Ezra, the Padawan to whom the Dark Side called. His vision in the Temple had buzzed incessantly in the back of mind. Kanan did not know what Malachor would hold, but a deep, instinctual part of him, a part he was trying to hide from Hera as desperately as she had tried to hide her sorrow from him, dreaded it.
Hera had enough weighing on her; thanks to the Force, he knew that better than anybody, and wouldn't dream of adding more to the pile. Perhaps he would share his concerns with her when they returned; with any luck, she could tease him about how he had been worried for nothing.
Even as he imagined it, a sinking feeling in his stomach told Kanan the reverie wasn't true.

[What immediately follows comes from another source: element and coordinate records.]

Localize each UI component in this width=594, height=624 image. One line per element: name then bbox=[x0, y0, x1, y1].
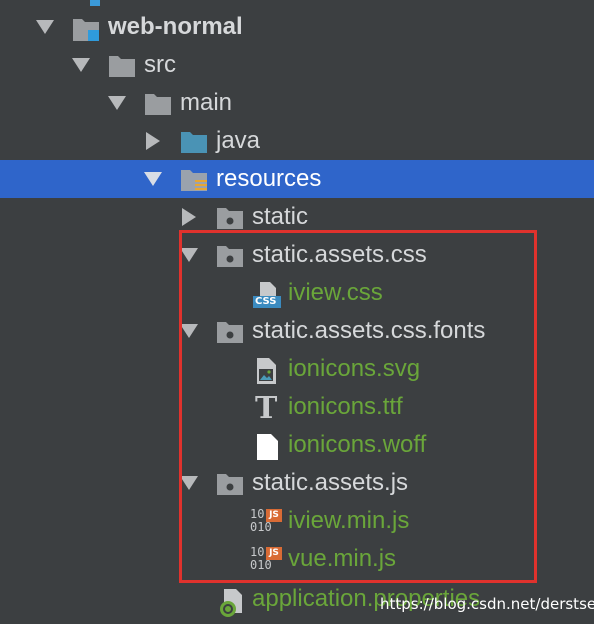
chevron-right-icon[interactable] bbox=[182, 208, 196, 226]
tree-node-src[interactable]: src bbox=[0, 46, 594, 84]
chevron-down-icon[interactable] bbox=[144, 172, 162, 186]
tree-node-label: static bbox=[252, 203, 309, 230]
tree-node-label: resources bbox=[216, 165, 322, 192]
tree-node-resources[interactable]: resources bbox=[0, 160, 594, 198]
watermark: https://blog.csdn.net/derstsea bbox=[380, 595, 594, 613]
tree-node-label: src bbox=[144, 51, 176, 78]
chevron-down-icon[interactable] bbox=[72, 58, 90, 72]
chevron-down-icon[interactable] bbox=[108, 96, 126, 110]
tree-node-label: web-normal bbox=[108, 13, 243, 40]
spring-properties-icon bbox=[216, 587, 244, 617]
tree-node-label: java bbox=[216, 127, 261, 154]
package-icon bbox=[216, 205, 244, 231]
source-folder-icon bbox=[180, 129, 208, 155]
tree-node-web-normal[interactable]: web-normal bbox=[0, 8, 594, 46]
module-marker bbox=[90, 0, 100, 6]
chevron-down-icon[interactable] bbox=[36, 20, 54, 34]
tree-node-main[interactable]: main bbox=[0, 84, 594, 122]
tree-node-java[interactable]: java bbox=[0, 122, 594, 160]
resources-folder-icon bbox=[180, 167, 208, 193]
folder-icon bbox=[144, 91, 172, 117]
tree-node-label: main bbox=[180, 89, 233, 116]
highlight-box bbox=[179, 230, 537, 583]
project-tree: web-normal src main java resources stati… bbox=[0, 0, 594, 624]
chevron-right-icon[interactable] bbox=[146, 132, 160, 150]
folder-icon bbox=[108, 53, 136, 79]
module-folder-icon bbox=[72, 15, 100, 41]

But for now, he was content just to be her rock, to let her weight fall onto his chest, and with it, absorb some of her distress. It was the least he could do.
Until Malachor, it would be all he could do.
After Malachor, he didn't know if he would be able to do anything for her at all.
"I love you," he murmured. He had promised her his love long ago, wordlessly and without even realizing it, but now he felt the pressing need to say it out loud.
Hera's voice was small. "I know, love."
At least there was one promise he didn't have to worry about breaking. The promise that he would see her again was a foolish one, he knew it the second it left his lips; but the space between them had felt so hollow, he desperately needed to fill it with something. Kanan didn't need the Force to tell him that Hera needed him and Ezra to survive.
He refused to let himself think about the alternative.